Bord Gais retirees to get €440,000 package despite price hikes
BORD Gais staff have been offered "gold-plated" voluntary redundancy and early retirement schemes worth more than €440,000 each while struggling consumers face price hikes of more than 20pc.
Internal documents, seen by the Irish Independent, reveal staff at the commercial semi-state -- who are paid an average of €67,300 a year -- can apply for a package that includes a lump sum worth a year's pay and get half their wages for 10 years after they leave.
The half salary -- worth more than €300,000 -- is funded by the company, while it continues to pay their pension contributions, and the workers are also free to apply for other jobs.
At 60, they get a pension based on a reckonable age of 65, or five extra years, as well as a gratuity payment worth up to a year-and-a-half's pay.
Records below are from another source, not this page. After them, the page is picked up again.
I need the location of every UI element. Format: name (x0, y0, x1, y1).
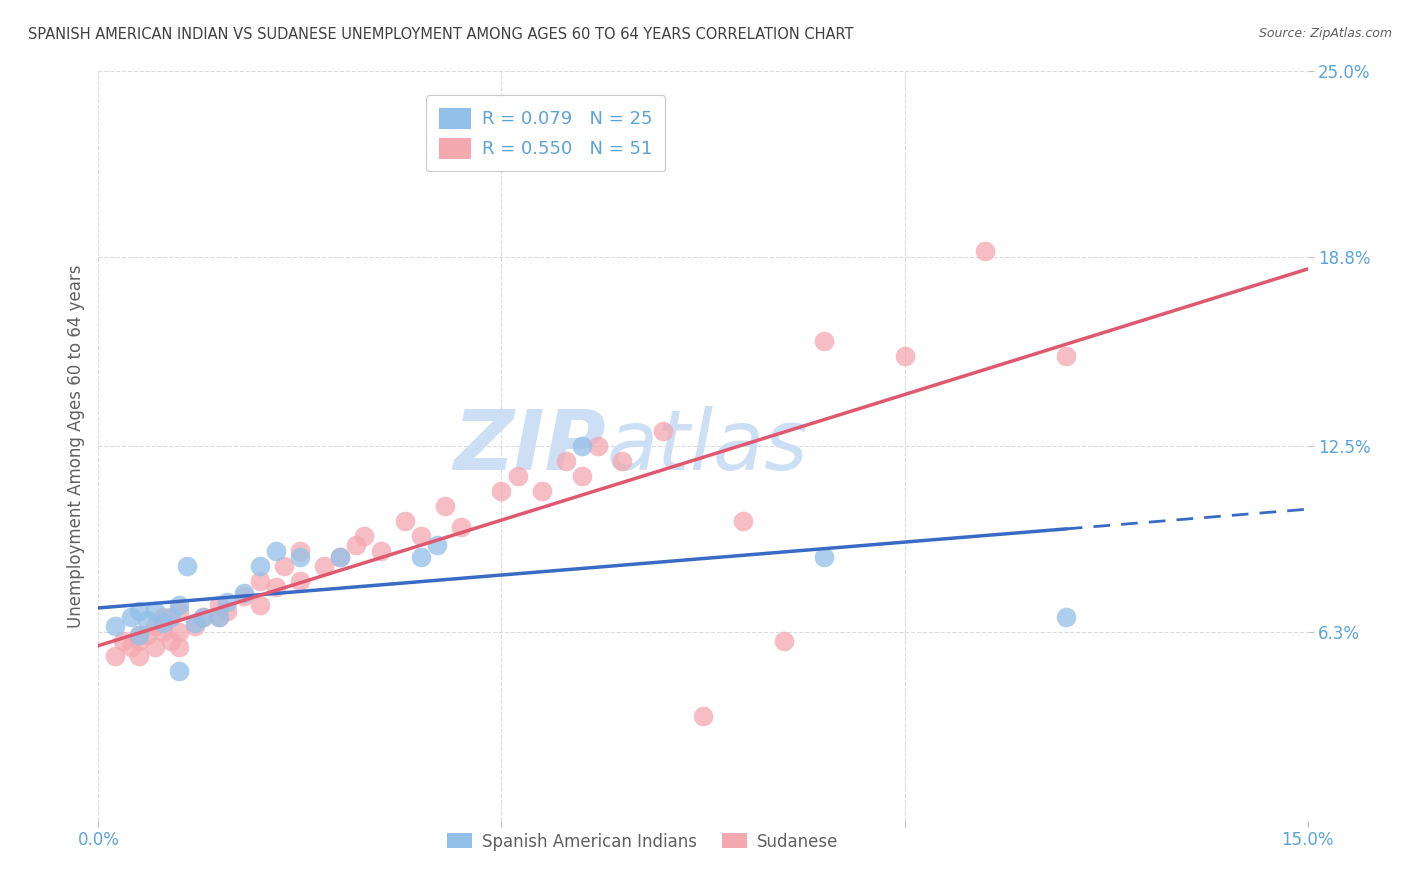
Point (555, 454, 578, 468)
Point (135, 613, 157, 627)
Point (329, 549, 352, 564)
Text: Source: ZipAtlas.com: Source: ZipAtlas.com (1258, 27, 1392, 40)
Point (813, 334, 835, 348)
Point (184, 615, 207, 630)
Point (167, 604, 190, 618)
Point (353, 529, 375, 543)
Point (506, 469, 529, 483)
Point (152, 624, 174, 639)
Point (208, 598, 231, 612)
Point (128, 628, 150, 642)
Point (974, 244, 997, 259)
Y-axis label: Unemployment Among Ages 60 to 64 years: Unemployment Among Ages 60 to 64 years (66, 264, 84, 628)
Point (692, 708, 714, 723)
Point (344, 538, 367, 552)
Point (329, 549, 352, 564)
Point (370, 544, 392, 558)
Point (193, 610, 215, 624)
Point (103, 619, 125, 633)
Point (232, 586, 254, 600)
Point (120, 640, 142, 654)
Point (772, 633, 794, 648)
Point (232, 589, 254, 603)
Point (103, 648, 125, 663)
Point (249, 558, 271, 573)
Point (434, 499, 457, 513)
Point (426, 538, 449, 552)
Point (208, 610, 231, 624)
Point (128, 628, 150, 642)
Point (143, 619, 166, 633)
Point (128, 604, 150, 618)
Point (264, 544, 287, 558)
Point (1054, 610, 1077, 624)
Point (120, 610, 142, 624)
Point (733, 514, 755, 528)
Point (167, 598, 190, 612)
Point (217, 604, 239, 618)
Point (264, 580, 287, 594)
Point (176, 558, 198, 573)
Point (111, 633, 134, 648)
Point (160, 633, 183, 648)
Point (152, 615, 174, 630)
Point (813, 549, 835, 564)
Point (128, 648, 150, 663)
Point (314, 558, 336, 573)
Point (394, 514, 416, 528)
Point (143, 604, 166, 618)
Point (571, 469, 593, 483)
Point (612, 454, 634, 468)
Point (249, 574, 271, 588)
Point (128, 633, 150, 648)
Point (1054, 349, 1077, 363)
Point (135, 628, 157, 642)
Point (288, 574, 311, 588)
Point (193, 610, 215, 624)
Point (184, 619, 207, 633)
Point (530, 483, 553, 498)
Text: atlas: atlas (606, 406, 808, 486)
Point (288, 549, 311, 564)
Point (208, 610, 231, 624)
Point (586, 439, 609, 453)
Point (167, 640, 190, 654)
Point (571, 439, 593, 453)
Point (409, 549, 432, 564)
Text: ZIP: ZIP (454, 406, 606, 486)
Point (893, 349, 915, 363)
Point (409, 529, 432, 543)
Point (167, 664, 190, 678)
Point (143, 640, 166, 654)
Point (491, 483, 513, 498)
Point (160, 610, 183, 624)
Point (288, 544, 311, 558)
Point (651, 424, 673, 438)
Point (273, 558, 295, 573)
Legend: Spanish American Indians, Sudanese: Spanish American Indians, Sudanese (440, 826, 845, 857)
Point (167, 624, 190, 639)
Point (152, 610, 174, 624)
Point (249, 598, 271, 612)
Point (217, 595, 239, 609)
Text: SPANISH AMERICAN INDIAN VS SUDANESE UNEMPLOYMENT AMONG AGES 60 TO 64 YEARS CORRE: SPANISH AMERICAN INDIAN VS SUDANESE UNEM… (28, 27, 853, 42)
Point (450, 520, 472, 534)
The average salary at Bord Gais is €67,300, which includes overtime but excludes share-based payments, and €77,200 when employer pension contributions are factored in.
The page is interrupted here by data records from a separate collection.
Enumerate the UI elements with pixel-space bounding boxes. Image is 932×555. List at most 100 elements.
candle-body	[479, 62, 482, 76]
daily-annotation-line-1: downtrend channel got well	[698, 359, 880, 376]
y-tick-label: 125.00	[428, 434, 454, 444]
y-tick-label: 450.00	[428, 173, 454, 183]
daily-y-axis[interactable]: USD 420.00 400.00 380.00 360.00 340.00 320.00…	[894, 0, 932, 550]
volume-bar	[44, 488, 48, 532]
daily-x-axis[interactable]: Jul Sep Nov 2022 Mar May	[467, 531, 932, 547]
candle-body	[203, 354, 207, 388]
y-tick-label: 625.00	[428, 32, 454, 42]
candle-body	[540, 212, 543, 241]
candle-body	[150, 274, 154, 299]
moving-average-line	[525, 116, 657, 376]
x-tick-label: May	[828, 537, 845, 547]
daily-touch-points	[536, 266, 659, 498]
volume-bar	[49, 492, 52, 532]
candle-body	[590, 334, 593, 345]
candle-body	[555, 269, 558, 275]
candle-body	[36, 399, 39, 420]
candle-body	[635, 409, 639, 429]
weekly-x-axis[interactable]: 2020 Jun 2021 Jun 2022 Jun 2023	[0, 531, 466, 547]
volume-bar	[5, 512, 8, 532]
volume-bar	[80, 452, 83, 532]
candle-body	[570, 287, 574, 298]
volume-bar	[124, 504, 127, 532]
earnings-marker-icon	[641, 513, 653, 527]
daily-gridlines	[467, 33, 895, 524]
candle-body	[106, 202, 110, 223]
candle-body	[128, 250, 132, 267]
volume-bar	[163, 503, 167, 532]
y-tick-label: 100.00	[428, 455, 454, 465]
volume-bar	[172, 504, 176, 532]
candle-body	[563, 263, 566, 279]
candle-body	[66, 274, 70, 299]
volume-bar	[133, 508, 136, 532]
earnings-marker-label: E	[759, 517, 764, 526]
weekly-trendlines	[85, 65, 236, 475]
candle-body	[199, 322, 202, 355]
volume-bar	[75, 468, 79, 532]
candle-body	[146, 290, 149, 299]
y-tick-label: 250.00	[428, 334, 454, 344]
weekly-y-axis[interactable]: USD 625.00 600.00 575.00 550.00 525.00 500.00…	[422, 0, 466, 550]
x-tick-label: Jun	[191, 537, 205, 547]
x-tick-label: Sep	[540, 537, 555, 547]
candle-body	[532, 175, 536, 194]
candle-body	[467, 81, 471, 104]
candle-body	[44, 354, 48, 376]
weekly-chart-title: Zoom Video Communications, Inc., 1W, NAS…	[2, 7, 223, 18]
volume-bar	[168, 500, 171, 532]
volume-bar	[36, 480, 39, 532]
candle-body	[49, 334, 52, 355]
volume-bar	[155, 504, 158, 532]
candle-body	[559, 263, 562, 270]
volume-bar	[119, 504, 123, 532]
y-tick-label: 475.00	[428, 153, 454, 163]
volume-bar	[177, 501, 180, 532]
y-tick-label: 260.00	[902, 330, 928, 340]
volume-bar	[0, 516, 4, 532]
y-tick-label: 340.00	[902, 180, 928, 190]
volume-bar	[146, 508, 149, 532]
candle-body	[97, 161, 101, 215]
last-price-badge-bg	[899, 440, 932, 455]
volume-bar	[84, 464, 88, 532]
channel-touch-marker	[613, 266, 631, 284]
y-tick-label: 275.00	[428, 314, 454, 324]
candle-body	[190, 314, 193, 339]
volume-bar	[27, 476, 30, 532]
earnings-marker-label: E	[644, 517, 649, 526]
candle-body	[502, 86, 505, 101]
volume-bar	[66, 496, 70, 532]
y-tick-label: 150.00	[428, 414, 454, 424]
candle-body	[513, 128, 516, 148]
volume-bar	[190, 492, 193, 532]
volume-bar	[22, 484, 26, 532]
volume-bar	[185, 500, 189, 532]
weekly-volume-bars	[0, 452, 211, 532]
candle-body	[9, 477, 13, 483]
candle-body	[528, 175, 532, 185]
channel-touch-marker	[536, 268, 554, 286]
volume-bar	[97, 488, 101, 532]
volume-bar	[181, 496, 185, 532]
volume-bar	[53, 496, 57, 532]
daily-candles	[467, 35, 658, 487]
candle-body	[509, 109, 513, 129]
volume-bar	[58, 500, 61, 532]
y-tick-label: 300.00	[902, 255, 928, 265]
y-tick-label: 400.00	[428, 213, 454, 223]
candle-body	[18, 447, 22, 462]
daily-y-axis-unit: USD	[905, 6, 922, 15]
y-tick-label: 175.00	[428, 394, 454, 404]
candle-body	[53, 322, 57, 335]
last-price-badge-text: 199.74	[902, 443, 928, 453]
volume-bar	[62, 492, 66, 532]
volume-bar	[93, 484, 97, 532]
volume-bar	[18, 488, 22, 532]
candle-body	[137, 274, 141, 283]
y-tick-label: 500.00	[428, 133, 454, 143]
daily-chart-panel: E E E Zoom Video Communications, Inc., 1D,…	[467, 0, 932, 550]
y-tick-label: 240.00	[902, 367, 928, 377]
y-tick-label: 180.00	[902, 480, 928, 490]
The scheme is being used to cut staff numbers and marks the final phase of a job reduction plan that has been running over the last decade, when similarly generous packages were offered.
It is understood unions would oppose any changes to the package for the final round of redundancies.
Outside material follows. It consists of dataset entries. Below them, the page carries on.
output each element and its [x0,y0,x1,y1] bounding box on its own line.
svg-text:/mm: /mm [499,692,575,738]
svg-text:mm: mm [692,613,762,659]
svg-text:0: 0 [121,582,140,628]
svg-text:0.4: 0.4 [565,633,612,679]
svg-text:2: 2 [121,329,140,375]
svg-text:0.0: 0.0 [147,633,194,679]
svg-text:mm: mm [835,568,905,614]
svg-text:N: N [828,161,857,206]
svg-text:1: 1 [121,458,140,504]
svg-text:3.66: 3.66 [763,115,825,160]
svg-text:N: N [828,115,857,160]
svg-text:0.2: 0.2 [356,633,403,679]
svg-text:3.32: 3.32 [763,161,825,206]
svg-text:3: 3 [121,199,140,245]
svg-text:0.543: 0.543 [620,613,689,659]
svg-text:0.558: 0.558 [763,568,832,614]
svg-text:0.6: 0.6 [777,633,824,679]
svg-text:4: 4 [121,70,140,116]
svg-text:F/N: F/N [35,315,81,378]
A Bord Gais spokesman said the company had hoped to attract a minimum of between 50 and 60 candidates but had received 80 applications to leave out of the total workforce of more than 1,000.
Details of the lucrative early retirement and voluntary redundancy packages have come to light as Bord Gais customers' bills are set to soar by more than €300 a year.
Bord Gais announced an electricity price hike of more than 10pc at the start of this month and applied to the Commission for Energy Regulation for a gas price increase of 28pc.
The regulator has proposed a rise of "around 22pc".
Bord Gais, which announced a profit before tax of €120m last May, blamed an increase in energy prices on international markets and said that wholesale gas prices had doubled in a year.
It said that it could not afford to absorb the costs any more so it would have to pass on the increases to consumers.
A spokesman said it was currently considering applications for the exit schemes, which opened in May and closed last month.
Staff were given four voluntary redundancy and early retirement options.
The 'Option 2' scheme, for instance, is open to employees aged between 50 and 54, with 10 years' pensionable service.
The package includes a lump sum of one year's pay, including statutory redundancy, which would be worth roughly €60,000 to the average worker.
An employee aged 50 with 10 years of service would also get around €30,000 a year for 10 years, until they reached the age of 60.
They would then be eligible for a pension gratuity worth around €60,000 and a pension worth a minimum of €20,000, based on 25 years service.
Their term of service is based on the minimum requirement that they spent 10 years at the company, another 10 years after leaving when they kept up pension contributions and an extra five years' "incentive".
However, they would be entitled to far larger sums if they had longer service or enjoyed higher than average pay.